Who’s the Murderer is features a cast of celebrities who play different roles in order to find evidence at a “crime scene” and figure out who the murderer is. It’s not the kind of plot that would ever be associated with Christmas, but production thought that the special episode’s setting could be interpreted as a promotion of Western festivals, so a decision was made to blur out all Christmas trees, wreaths, bells, and other decorations during broadcast. Even the protagonists’ Christmas hats were censored with post-production cartoon hats.
Apart from the fact that the shapes of the Christmas-related decorations were faintly visible behind the post-production blurring, in some scenes, there is so much censoring that the protagonists of the show are the only ones clearly visible.
While there is no official document that bans Western festivals and cultural elements in China, a clampdown on foreign celebrations and various other cultural elements has been observed in recent years. Some cities have banned Christmas decorations in public places, Chinese schools have banned Christmas celebrations on campus, and one TV station started blurring men’s pierced ears.

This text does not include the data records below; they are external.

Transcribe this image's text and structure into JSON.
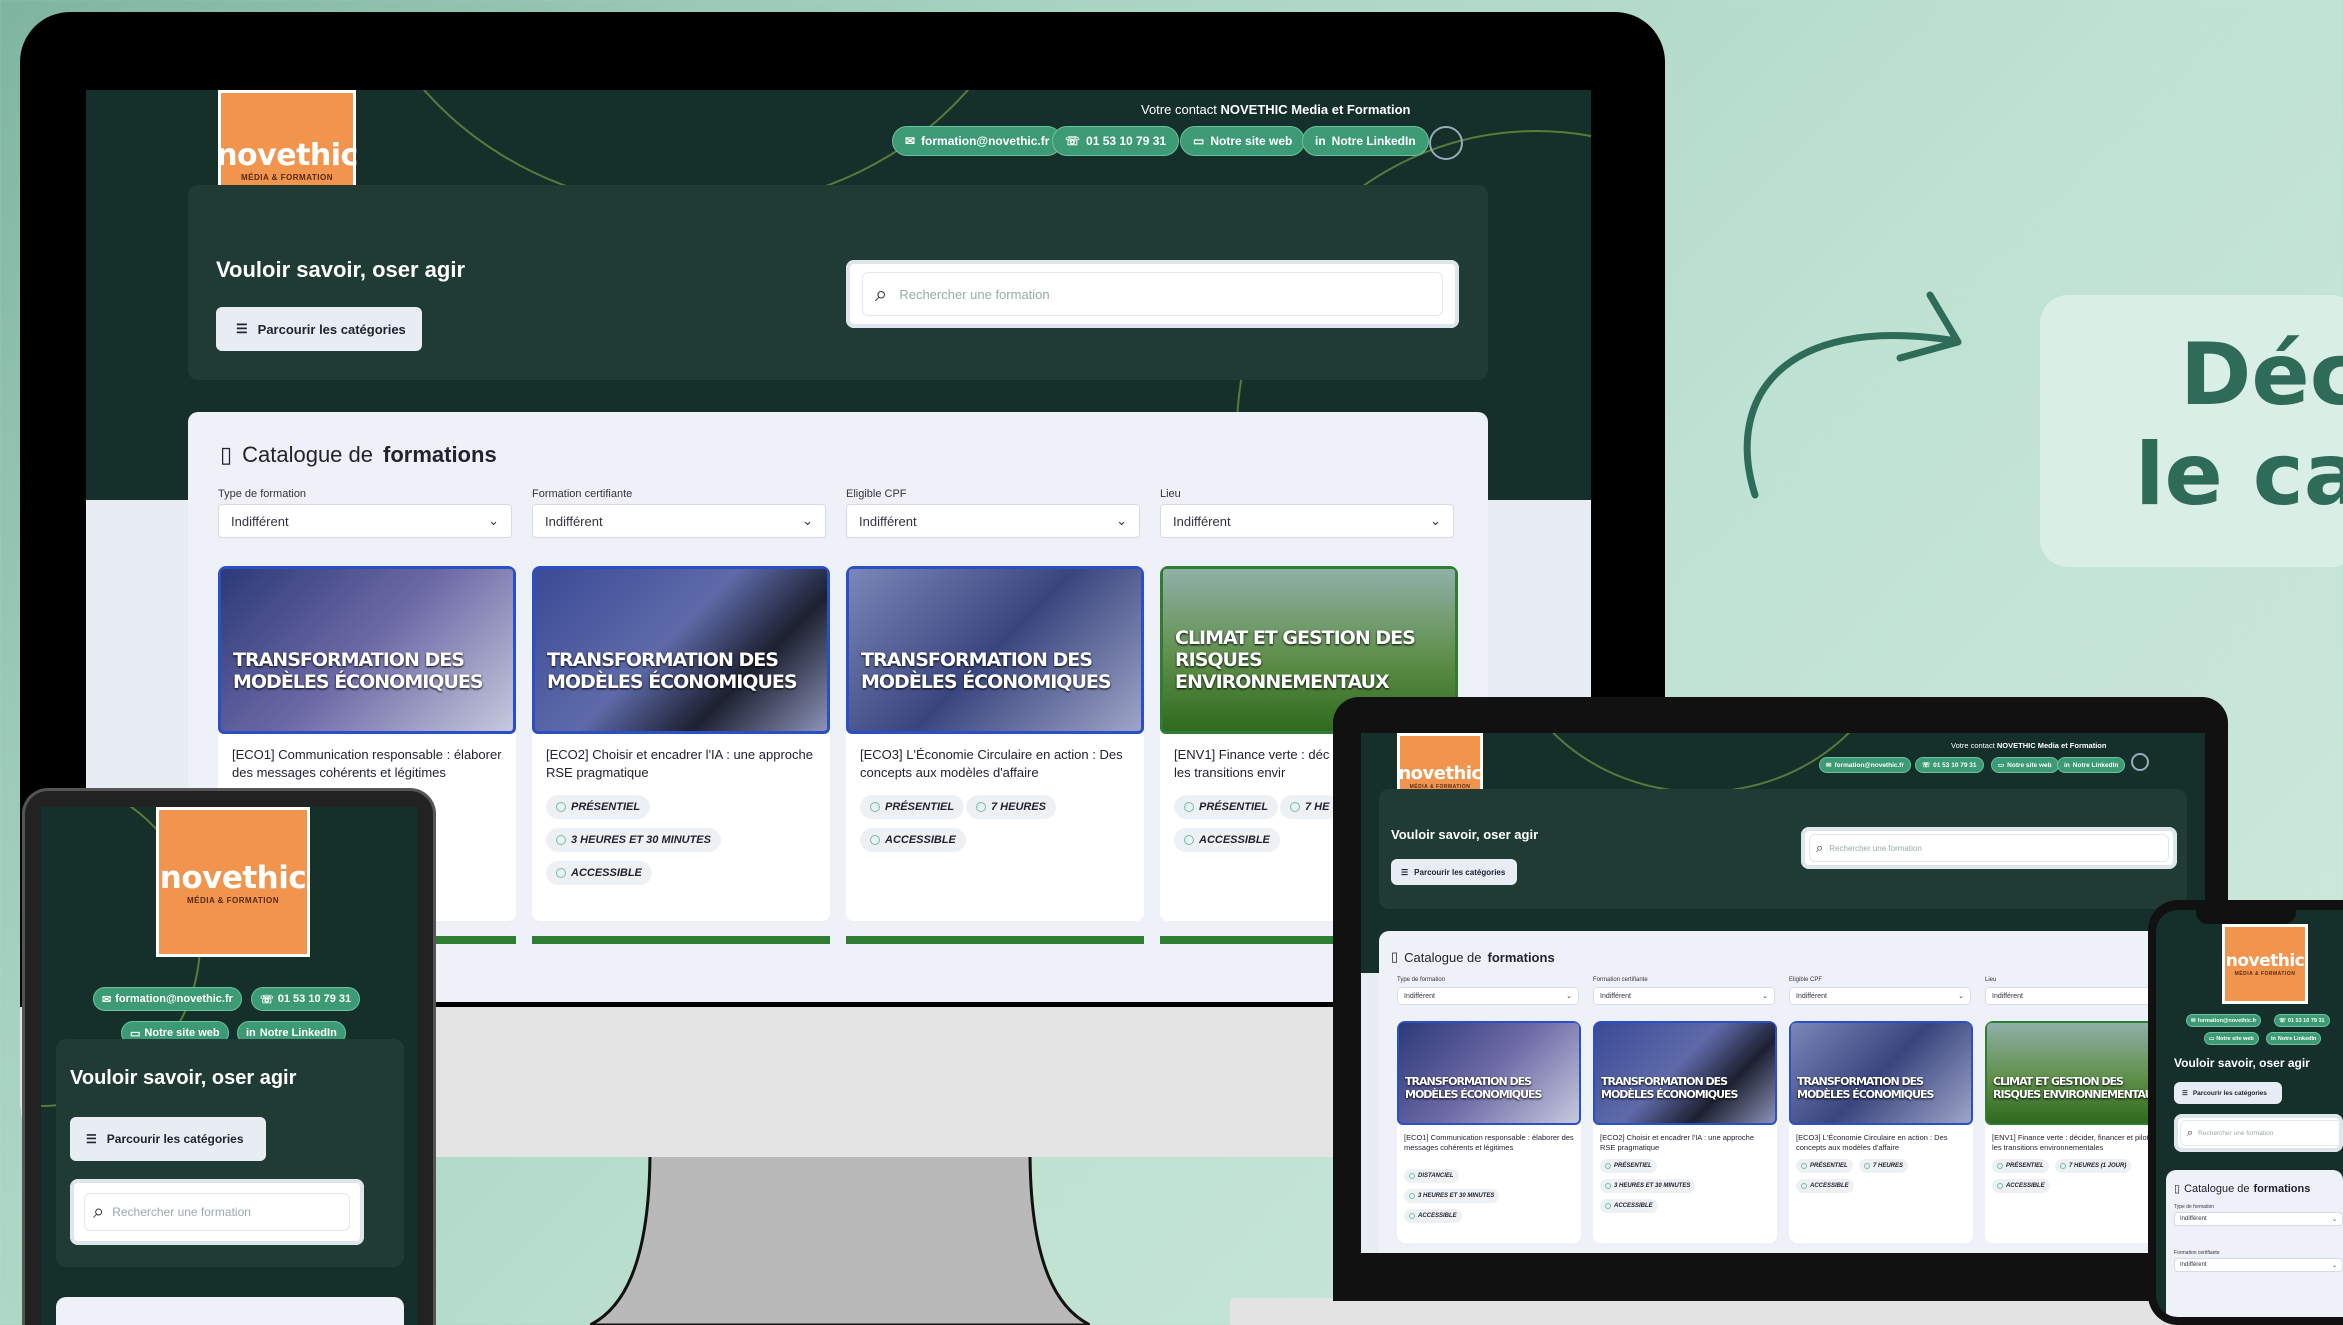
{
  "headline": {
    "line1": "Déc",
    "line2": "le ca"
  },
  "site": {
    "logo_text_a": "nove",
    "logo_text_b": "thic",
    "logo_sub": "MÉDIA & FORMATION",
    "contact_prefix": "Votre contact",
    "contact_bold": "NOVETHIC Media et Formation",
    "pills": [
      "formation@novethic.fr",
      "01 53 10 79 31",
      "Notre site web",
      "Notre LinkedIn"
    ],
    "tagline": "Vouloir savoir, oser agir",
    "browse_label": "Parcourir les catégories",
    "search_placeholder": "Rechercher une formation",
    "catalogue_prefix": "Catalogue de",
    "catalogue_bold": "formations",
    "filters": [
      {
        "label": "Type de formation",
        "value": "Indifférent"
      },
      {
        "label": "Formation certifiante",
        "value": "Indifférent"
      },
      {
        "label": "Eligible CPF",
        "value": "Indifférent"
      },
      {
        "label": "Lieu",
        "value": "Indifférent"
      }
    ],
    "cards": [
      {
        "banner1": "TRANSFORMATION DES",
        "banner2": "MODÈLES ÉCONOMIQUES",
        "title": "[ECO1] Communication responsable : élaborer des messages cohérents et légitimes",
        "badges": [
          "DISTANCIEL",
          "3 HEURES ET 30 MINUTES",
          "ACCESSIBLE"
        ]
      },
      {
        "banner1": "TRANSFORMATION DES",
        "banner2": "MODÈLES ÉCONOMIQUES",
        "title": "[ECO2] Choisir et encadrer l'IA : une approche RSE pragmatique",
        "badges": [
          "PRÉSENTIEL",
          "3 HEURES ET 30 MINUTES",
          "ACCESSIBLE"
        ]
      },
      {
        "banner1": "TRANSFORMATION DES",
        "banner2": "MODÈLES ÉCONOMIQUES",
        "title": "[ECO3] L'Économie Circulaire en action : Des concepts aux modèles d'affaire",
        "badges": [
          "PRÉSENTIEL",
          "7 HEURES",
          "ACCESSIBLE"
        ]
      },
      {
        "banner1": "CLIMAT ET GESTION DES",
        "banner2": "RISQUES ENVIRONNEMENTAUX",
        "title": "[ENV1] Finance verte : décider, financer et piloter les transitions environnementales",
        "badges": [
          "PRÉSENTIEL",
          "7 HEURES (1 JOUR)",
          "ACCESSIBLE"
        ]
      }
    ],
    "desktop_card4_title": "[ENV1] Finance verte : déc piloter les transitions envir",
    "desktop_card4_badge2": "7 HE"
  },
  "colors": {
    "accent": "#3c9a74",
    "dark": "#15302a",
    "logo": "#f0944e",
    "headline": "#2e6b58"
  }
}
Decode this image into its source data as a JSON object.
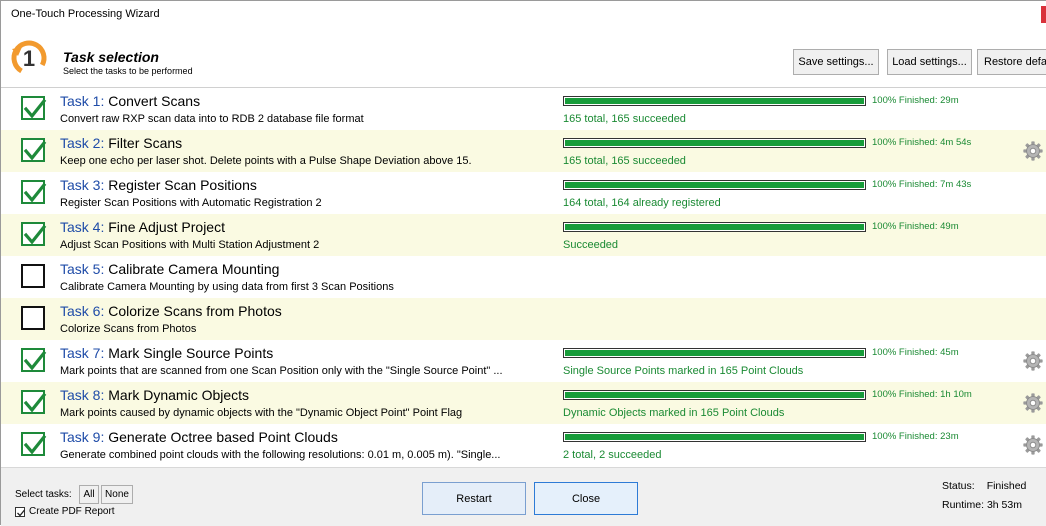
{
  "window": {
    "title": "One-Touch Processing Wizard"
  },
  "header": {
    "title": "Task selection",
    "subtitle": "Select the tasks to be performed",
    "logo_number": "1",
    "save_label": "Save settings...",
    "load_label": "Load settings...",
    "restore_label": "Restore defaul"
  },
  "tasks": [
    {
      "num": "Task 1:",
      "name": "Convert Scans",
      "desc": "Convert raw RXP scan data into to RDB 2 database file format",
      "checked": true,
      "progress": 1.0,
      "pct": "100%  Finished: 29m",
      "summary": "165 total, 165 succeeded",
      "gear": false
    },
    {
      "num": "Task 2:",
      "name": "Filter Scans",
      "desc": "Keep one echo per laser shot. Delete points with a Pulse Shape Deviation above 15.",
      "checked": true,
      "progress": 1.0,
      "pct": "100%  Finished: 4m 54s",
      "summary": "165 total, 165 succeeded",
      "gear": true
    },
    {
      "num": "Task 3:",
      "name": "Register Scan Positions",
      "desc": "Register Scan Positions with Automatic Registration 2",
      "checked": true,
      "progress": 1.0,
      "pct": "100%  Finished: 7m 43s",
      "summary": "164 total, 164 already registered",
      "gear": false
    },
    {
      "num": "Task 4:",
      "name": "Fine Adjust Project",
      "desc": "Adjust Scan Positions with Multi Station Adjustment 2",
      "checked": true,
      "progress": 1.0,
      "pct": "100%  Finished: 49m",
      "summary": "Succeeded",
      "gear": false
    },
    {
      "num": "Task 5:",
      "name": "Calibrate Camera Mounting",
      "desc": "Calibrate Camera Mounting by using data from first 3 Scan Positions",
      "checked": false,
      "progress": null,
      "pct": "",
      "summary": "",
      "gear": false
    },
    {
      "num": "Task 6:",
      "name": "Colorize Scans from Photos",
      "desc": "Colorize Scans from Photos",
      "checked": false,
      "progress": null,
      "pct": "",
      "summary": "",
      "gear": false
    },
    {
      "num": "Task 7:",
      "name": "Mark Single Source Points",
      "desc": "Mark points that are scanned from one Scan Position only with the \"Single Source Point\" ...",
      "checked": true,
      "progress": 1.0,
      "pct": "100%  Finished: 45m",
      "summary": "Single Source Points marked in 165 Point Clouds",
      "gear": true
    },
    {
      "num": "Task 8:",
      "name": "Mark Dynamic Objects",
      "desc": "Mark points caused by dynamic objects with the \"Dynamic Object Point\" Point Flag",
      "checked": true,
      "progress": 1.0,
      "pct": "100%  Finished: 1h 10m",
      "summary": "Dynamic Objects marked in 165 Point Clouds",
      "gear": true
    },
    {
      "num": "Task 9:",
      "name": "Generate Octree based Point Clouds",
      "desc": "Generate combined point clouds with the following resolutions: 0.01 m, 0.005 m). \"Single...",
      "checked": true,
      "progress": 1.0,
      "pct": "100%  Finished: 23m",
      "summary": "2 total, 2 succeeded",
      "gear": true
    }
  ],
  "footer": {
    "select_label": "Select tasks:",
    "all_label": "All",
    "none_label": "None",
    "pdf_label": "Create PDF Report",
    "pdf_checked": true,
    "restart_label": "Restart",
    "close_label": "Close",
    "status_label": "Status:",
    "status_value": "Finished",
    "runtime_label": "Runtime:",
    "runtime_value": "3h 53m"
  },
  "colors": {
    "accent_green": "#179c3a",
    "task_number_blue": "#1f4ca8",
    "alt_row": "#fafae2",
    "close_red": "#d9313b"
  },
  "icons": {
    "logo": "orange-circle-arrow-1-icon",
    "checkbox_checked": "green-check-icon",
    "settings": "gear-icon"
  }
}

This hostile attitude toward Western festival and trends is believed to have been kickstarted in January 2017 by a document issued by the Central Committee of the Chinese Communist Party and the State Council. Entitled “Suggestions on implementation of projects to promote and develop traditional Chinese cultural heritage”, it asked all levels of government and local authorities to promote Chinese festivals and culture.
After the latest episode of Who’s the Murderer aired on December 24, Mango TV got a lot of backlash from viewers, many of whom criticized the blurring as over-the-top and unnecessary.
“Although Christmas isn’t a Chinese festival, most people celebrate it purely to create an atmosphere and for fun. It feels weird to pixilate those elements,” one Weibo user commented.
“In our country, Christians are the minority. The majority see Christmas as a fun festival,” another person wrote. “The commercial sector finds a reason to get sales, consumers find an opportunity to spend, lovers find an occasion to reveal their feelings or make out. It has nothing to do with worshiping the West. The majority do not think that Christmas has anything to do with religion. This is not the way to build cultural confidence; Chinese culture’s strength is related to its power to absorb other cultures. We used to accept foreign culture and make it our own, so that our civilization can move on. What have we become now?”
The controversy spread from Weibo to Western social media platforms like Twitter as well, and a day after airing the Christmas-censored episode of Who’s the Murderer, Mango TV decided to remove the controversial pixelation. That’s what Chinese publication The Stand News claimed, anyway, because the version of the episode uploaded on the show’s official YouTube channel still has plenty of blurring.